# Joos's Treatment of Virtual Displacement

1. Oct 28, 2012

### Hetware

I having a bit of trouble understanding Joos's treatment of virtual displacements. I am referring to pages 114 and 115 of Theoretical Physics, By Georg Joos, Ira M. Freeman

If I consider, for example, an iron mass suspended by a rigid non-magnetic rod, length $a$ of negligible mass, and universally pivoted at the origin of my coordinate system, I can write the equation of constraint as:

$f(x,y,z)=x^2+y^2+z^2-a^2=0$

Now $\partial _xf=2x=0$, $\partial _yf=2y=0$, $\partial _zf=2z=0$. So forming the expression corresponding to equation VI-18 leads to the astounding conclusion that:

$\partial _xf\delta x+\partial _yf\delta y+\partial _zf\delta z=2(x\delta x+y\delta y+z\delta z)=0(\delta x+\delta y+\delta z)=0$

According to VI-19, I form:

$(\vec{F}+\lambda \vec{\nabla f})\cdot \vec{\delta r}=0$

Which stands to reason since, by the assumption of static equilibrium $\vec{F}\cdot \vec{\delta r}$, and we also have $\lambda \vec{\nabla f}\cdot \vec{\delta r}=\vec{0}\cdot \vec{\delta r}=0$.

The text following equation VI-19 states that I can choose λ such that $F_{z}+\lambda \partial _zf=0$.

Either I'm missing something stated in the text, or there are unstated assumptions being made.

From my limited understanding of Lagrange multipliers, I might form $g(x,y,z)=x^2+y^2+z^2$ and insist that $\vec{F}+\lambda \vec{\nabla g} =0$. I could then choose $\lambda$ such that $F_{z}+\lambda \partial _zg=0$, so long as $\partial _zg≠0$.

Am I correct in understanding that the $\partial _xf,\partial _yf,\partial _zf$ are to be interpreted as behaving as my function $g(x,y,z)=x^2+y^2+z^2$ would have them behave?

If my understanding is correct, then what proof do I have that "In this sum of 3N terms we can select the multipliers in such a way that the last $l$ terms vanish."?

2. Oct 28, 2012

### AlephZero

Yes the partial derivatives are $\partial _xf=2x$ etc, but why do you say $x = y = z = 0$? Clearly they are not all 0 if the particle is at distance $a$ from the origin.

3. Oct 28, 2012

### Hetware

Well, if $\delta x, \delta y, \delta z$ are arbitrary, and $\partial_{x}f,\partial_{y}f, \partial_{z}f$ are non-zero, then $\partial_{x}f \delta x+\partial_{y}f \delta y + \partial_{z}f \delta x \neq 0$. Also, $\partial_{x}f \Longleftrightarrow \frac{d}{dx}x^2=-\frac{d}{dx}c$ where $c=y^2+z^2-a^2$ which is a constant by the definition of partial differentiation.
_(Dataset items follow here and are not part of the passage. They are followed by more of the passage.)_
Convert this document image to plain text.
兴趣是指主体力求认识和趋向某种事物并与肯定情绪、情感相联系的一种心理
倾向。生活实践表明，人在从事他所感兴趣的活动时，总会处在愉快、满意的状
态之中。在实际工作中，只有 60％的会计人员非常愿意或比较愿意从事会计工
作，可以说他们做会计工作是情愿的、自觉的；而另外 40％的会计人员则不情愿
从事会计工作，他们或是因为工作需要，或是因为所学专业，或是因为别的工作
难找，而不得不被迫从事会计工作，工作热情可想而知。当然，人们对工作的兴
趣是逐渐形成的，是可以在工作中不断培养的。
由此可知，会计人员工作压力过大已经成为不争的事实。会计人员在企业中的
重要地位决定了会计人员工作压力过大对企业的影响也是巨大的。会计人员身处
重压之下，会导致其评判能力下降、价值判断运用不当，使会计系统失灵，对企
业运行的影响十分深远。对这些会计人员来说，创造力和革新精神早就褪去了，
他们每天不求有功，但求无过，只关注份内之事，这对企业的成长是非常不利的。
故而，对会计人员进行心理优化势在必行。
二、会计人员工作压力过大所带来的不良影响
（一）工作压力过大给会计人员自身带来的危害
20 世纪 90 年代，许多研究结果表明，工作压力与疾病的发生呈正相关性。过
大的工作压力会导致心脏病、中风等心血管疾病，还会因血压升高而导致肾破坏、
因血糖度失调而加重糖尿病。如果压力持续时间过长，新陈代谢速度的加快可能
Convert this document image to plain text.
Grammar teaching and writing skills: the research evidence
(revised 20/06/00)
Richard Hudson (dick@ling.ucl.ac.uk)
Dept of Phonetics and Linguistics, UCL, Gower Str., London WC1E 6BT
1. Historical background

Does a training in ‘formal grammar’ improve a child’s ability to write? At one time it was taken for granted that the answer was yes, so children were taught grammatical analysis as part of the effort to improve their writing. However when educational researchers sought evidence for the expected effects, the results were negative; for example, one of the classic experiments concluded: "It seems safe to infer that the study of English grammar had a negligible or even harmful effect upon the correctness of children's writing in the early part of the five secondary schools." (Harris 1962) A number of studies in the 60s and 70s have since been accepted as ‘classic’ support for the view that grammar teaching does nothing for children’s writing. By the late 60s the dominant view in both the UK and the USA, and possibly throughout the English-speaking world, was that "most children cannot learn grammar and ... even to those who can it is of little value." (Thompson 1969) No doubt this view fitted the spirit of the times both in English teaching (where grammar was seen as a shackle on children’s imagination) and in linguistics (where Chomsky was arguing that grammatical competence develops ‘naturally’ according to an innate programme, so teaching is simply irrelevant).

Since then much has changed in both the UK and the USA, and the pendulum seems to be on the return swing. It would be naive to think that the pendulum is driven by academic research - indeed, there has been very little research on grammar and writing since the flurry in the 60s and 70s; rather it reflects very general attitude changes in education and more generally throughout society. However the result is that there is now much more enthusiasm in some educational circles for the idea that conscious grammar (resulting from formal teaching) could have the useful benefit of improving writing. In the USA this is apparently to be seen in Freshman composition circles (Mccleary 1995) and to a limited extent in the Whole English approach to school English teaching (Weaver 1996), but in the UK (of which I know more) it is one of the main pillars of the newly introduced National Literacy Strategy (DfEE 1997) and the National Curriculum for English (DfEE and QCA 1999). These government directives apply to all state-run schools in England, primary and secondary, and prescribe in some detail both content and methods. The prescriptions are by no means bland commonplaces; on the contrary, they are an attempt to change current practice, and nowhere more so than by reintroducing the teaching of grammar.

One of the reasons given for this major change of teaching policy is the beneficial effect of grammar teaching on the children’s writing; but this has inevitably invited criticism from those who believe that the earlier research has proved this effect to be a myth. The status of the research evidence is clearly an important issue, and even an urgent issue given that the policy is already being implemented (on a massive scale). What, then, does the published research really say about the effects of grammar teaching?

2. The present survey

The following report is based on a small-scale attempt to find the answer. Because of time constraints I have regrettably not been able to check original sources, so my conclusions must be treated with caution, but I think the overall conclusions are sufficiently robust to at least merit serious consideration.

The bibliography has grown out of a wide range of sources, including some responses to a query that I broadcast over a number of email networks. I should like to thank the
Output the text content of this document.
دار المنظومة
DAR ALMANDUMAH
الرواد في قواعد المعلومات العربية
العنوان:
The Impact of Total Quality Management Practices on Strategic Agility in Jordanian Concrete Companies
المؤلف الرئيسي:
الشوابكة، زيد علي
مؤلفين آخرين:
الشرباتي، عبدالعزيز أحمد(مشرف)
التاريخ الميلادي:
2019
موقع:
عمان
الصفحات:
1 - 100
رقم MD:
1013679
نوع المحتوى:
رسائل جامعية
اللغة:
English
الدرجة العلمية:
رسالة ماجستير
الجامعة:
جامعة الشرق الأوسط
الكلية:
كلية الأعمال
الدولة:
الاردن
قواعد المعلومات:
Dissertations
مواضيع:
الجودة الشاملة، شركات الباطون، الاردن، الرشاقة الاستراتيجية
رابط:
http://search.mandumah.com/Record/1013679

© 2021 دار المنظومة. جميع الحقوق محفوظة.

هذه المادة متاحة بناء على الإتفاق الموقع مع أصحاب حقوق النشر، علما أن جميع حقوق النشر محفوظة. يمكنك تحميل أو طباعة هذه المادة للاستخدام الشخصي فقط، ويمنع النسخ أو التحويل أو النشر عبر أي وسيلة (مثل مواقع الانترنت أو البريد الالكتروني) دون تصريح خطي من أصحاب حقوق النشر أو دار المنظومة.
I really don't know how to interpret the result. I agree that it appears contradictory.

4. Oct 28, 2012

### AlephZero

$\delta x, \delta y, \delta z$ are not all arbitrary. There is a constraint between them, because the particle can only move on the surface of a sphere.

The point of doing it this way is that it's easier to keep all 3 of $\delta x, \delta y, \delta z$ and impose the constraint, rather than pick any two as arbitrary quantities and eliminate the other one.

The constraint that the particle DOES stay on the surface of the sphere is the equation
$\partial_{x}f \delta x+\partial_{y}f \delta y + \partial_{z}f \delta z = 0$ or $2x\delta x+ 2y\delta y + 2z\delta z = 0$.

For example if the particle is at (a,0,0), the constraint is then $2a\delta x = 0$, in other words $\delta x = 0$ and $\delta y$ and $\delta z$ are arbitrary. But if the particle is at some "random" point like (a/3, 2a/3, -2a/3) the constraint is a linear relationship between $\delta x$, $\delta y$ and $\delta z$.

Last edited: Oct 28, 2012
5. Oct 28, 2012

### Hetware

Lanczos treats this somewhat differently, beginning on Page 43 of The Variational Principles of Mechanics.

He explicitly states that the $\delta {u}_i$ are not all independent of each other. Indeed, he argues that if they were mutually independent then all $\partial_{u_{i}}f=0$. He also insists that these partials do not all vanish, which leads back to my problem with how to interpret their meaning. I'm almost certain that I should understand them to mean $\partial_{u_{i}}f=0$ evaluated in the neighborhood of $f=0$, and not to treat f as a constant value 0.